In short, Hal was brimming over with good spirits. When, soon afterwards, nurse called Helen and Tommy to come to bed, Hal invited Drusie and Jim to come and sit with him while he had his tea, in order that he might chatter to them of his doings that afternoon, and about what he intended to do in future. And, of course, Dodds's name figured largely in his conversation, and neither Drusie nor Jim could help feeling rather glum as they heard how completely they were to be left out in the cold.
"It was a lucky chance meeting him," Hal rattled on. "After dinner I had a nap, and then I went for a stroll. I crossed over the river and went up the field that lies next to the Wilderness, and there, sitting on a gate, I saw Dodds. I can tell you I was surprised, and so was he. We talked for a bit, and then he asked me to come and play cricket. We had an awfully jolly afternoon, I can tell you," Hal added for the fiftieth time, at least. "I am jolly glad that he is here."
"Will you ask him to come over here and play?" said Drusie. "It would be rather nice to have some cricket with him--wouldn't it, Jim?"
Hal looked as though his ears had been deceiving him.
"What?" he said. "Ask Dodds over here to play with all of you? Why, you must be out of your senses, Drusie. The idea of Dodds playing with a girl! I say, how he would laugh!--We might have you, though, sometimes, Jim; you would be useful for fielding. I will ask him to-morrow if he would mind."
Jim, far from being overwhelmed at the possible honour in store for him, privately made up his mind to decline it with thanks when the time came.
While Hal had been speaking, a sudden idea had occurred to Drusie, and her face lit up with eagerness and excitement.
"O Hal," she exclaimed, "I believe that Dodds Major is our boy--the nice boy who rescued Jumbo, and who talked to us for such a long time."
Hal laughed scornfully.
"You don't know Dodds Major," he said. "He is not a bit like that.
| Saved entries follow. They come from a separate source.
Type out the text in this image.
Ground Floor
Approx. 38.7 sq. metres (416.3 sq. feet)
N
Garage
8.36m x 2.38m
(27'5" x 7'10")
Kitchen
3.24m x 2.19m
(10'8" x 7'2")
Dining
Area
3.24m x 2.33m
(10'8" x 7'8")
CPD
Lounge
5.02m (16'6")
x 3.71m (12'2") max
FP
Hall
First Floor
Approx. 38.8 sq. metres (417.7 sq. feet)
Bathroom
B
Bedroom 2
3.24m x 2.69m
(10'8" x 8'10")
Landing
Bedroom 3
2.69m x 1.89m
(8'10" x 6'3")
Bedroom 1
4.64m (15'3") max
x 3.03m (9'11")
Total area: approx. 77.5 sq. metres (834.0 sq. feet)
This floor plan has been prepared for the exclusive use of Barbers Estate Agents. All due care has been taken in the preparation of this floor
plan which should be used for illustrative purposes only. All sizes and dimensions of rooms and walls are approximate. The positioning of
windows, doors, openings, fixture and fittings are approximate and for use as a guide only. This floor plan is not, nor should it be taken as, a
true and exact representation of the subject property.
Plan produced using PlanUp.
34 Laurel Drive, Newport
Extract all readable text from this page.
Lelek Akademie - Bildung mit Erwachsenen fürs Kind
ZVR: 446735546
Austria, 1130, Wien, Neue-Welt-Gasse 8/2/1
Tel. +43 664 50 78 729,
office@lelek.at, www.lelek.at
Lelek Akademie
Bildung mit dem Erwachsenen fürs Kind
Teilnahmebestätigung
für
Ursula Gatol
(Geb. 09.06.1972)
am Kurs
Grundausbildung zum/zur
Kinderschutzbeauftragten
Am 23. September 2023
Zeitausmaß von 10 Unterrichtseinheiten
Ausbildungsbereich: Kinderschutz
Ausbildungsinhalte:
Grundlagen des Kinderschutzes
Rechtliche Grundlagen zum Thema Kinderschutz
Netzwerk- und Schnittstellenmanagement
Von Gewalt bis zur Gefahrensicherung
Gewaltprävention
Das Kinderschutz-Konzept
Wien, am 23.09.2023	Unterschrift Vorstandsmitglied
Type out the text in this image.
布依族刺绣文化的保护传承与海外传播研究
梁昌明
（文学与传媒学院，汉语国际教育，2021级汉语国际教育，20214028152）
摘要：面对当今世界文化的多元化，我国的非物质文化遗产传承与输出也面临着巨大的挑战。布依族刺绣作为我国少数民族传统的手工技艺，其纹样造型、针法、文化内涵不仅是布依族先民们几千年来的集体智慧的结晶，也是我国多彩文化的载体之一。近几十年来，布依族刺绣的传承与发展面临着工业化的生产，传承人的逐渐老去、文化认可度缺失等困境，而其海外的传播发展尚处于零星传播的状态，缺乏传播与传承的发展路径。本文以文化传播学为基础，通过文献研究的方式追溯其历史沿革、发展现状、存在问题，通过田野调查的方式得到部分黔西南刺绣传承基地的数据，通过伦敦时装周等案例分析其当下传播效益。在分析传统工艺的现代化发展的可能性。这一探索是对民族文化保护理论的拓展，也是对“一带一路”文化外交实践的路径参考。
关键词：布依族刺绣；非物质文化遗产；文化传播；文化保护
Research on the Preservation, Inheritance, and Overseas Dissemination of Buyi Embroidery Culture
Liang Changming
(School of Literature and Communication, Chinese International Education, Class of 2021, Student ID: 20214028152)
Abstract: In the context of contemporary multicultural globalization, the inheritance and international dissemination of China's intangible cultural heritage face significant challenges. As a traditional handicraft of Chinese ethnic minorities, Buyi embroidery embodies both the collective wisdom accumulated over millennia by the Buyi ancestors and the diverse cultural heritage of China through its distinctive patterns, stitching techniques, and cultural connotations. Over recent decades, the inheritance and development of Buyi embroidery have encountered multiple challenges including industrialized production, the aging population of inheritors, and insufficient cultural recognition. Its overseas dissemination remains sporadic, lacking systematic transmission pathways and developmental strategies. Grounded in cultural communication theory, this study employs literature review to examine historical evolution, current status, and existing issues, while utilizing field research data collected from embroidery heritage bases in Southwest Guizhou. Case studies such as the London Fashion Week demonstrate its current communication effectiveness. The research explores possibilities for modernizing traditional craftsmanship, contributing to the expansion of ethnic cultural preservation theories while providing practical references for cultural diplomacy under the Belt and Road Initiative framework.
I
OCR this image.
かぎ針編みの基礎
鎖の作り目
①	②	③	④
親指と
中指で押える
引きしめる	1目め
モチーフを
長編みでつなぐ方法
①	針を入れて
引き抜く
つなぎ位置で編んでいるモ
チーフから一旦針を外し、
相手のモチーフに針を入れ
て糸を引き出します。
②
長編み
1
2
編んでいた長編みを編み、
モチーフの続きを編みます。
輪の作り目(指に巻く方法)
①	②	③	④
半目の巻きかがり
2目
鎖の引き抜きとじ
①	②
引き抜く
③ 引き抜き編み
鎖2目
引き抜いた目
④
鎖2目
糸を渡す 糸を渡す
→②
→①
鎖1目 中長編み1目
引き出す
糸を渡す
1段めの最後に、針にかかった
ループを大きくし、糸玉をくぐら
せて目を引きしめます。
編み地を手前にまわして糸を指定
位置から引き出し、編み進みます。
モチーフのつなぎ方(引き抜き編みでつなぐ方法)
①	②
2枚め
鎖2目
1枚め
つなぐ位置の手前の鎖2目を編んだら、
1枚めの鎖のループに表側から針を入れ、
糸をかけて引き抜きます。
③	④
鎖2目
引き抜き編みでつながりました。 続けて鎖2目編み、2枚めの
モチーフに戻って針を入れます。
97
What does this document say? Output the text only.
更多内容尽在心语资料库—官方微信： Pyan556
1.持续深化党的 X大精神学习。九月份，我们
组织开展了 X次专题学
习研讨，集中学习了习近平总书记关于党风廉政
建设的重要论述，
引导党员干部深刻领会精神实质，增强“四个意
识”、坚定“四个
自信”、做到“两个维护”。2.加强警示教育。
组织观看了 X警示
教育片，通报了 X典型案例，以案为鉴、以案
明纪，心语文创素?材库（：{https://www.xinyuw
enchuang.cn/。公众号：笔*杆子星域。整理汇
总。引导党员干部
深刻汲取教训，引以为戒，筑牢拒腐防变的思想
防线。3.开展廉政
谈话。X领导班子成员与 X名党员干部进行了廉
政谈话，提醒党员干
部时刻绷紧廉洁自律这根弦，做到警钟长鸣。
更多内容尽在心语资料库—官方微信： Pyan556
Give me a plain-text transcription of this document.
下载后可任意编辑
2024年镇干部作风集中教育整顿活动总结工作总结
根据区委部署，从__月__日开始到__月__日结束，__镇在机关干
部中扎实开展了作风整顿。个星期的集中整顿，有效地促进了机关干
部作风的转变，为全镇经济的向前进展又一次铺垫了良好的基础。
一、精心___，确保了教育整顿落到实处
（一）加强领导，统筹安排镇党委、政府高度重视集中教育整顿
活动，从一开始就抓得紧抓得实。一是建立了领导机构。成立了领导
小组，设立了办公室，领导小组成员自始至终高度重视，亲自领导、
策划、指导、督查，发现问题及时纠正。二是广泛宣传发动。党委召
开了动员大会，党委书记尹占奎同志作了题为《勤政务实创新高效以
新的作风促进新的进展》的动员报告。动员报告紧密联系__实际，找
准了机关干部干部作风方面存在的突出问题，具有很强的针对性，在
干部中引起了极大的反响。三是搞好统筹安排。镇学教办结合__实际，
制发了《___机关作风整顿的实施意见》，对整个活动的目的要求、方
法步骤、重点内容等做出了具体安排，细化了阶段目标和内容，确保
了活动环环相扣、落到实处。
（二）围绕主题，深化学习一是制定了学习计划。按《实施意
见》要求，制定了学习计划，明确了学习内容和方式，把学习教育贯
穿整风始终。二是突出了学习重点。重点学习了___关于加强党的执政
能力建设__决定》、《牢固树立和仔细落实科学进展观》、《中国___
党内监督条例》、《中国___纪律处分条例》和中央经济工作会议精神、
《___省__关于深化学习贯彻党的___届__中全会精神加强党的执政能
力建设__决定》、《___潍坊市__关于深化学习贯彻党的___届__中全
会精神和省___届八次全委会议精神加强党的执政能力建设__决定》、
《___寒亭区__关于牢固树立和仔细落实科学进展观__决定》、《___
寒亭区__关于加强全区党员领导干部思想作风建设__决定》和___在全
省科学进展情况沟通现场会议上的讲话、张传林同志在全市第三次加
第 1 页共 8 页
Why, I tell you that he hates girls, and wouldn't take any notice at all of any of you. Why, he is older even than I am."
"So was this boy," said Drusie. "But, of course, if you say that Dodds Major is not nice, they cannot be the same."
"I never said Dodds was not nice," Hal said impatiently. "I only said that he was not the sort of boy to play with girls. I expect that fellow you met this morning was an awful muff."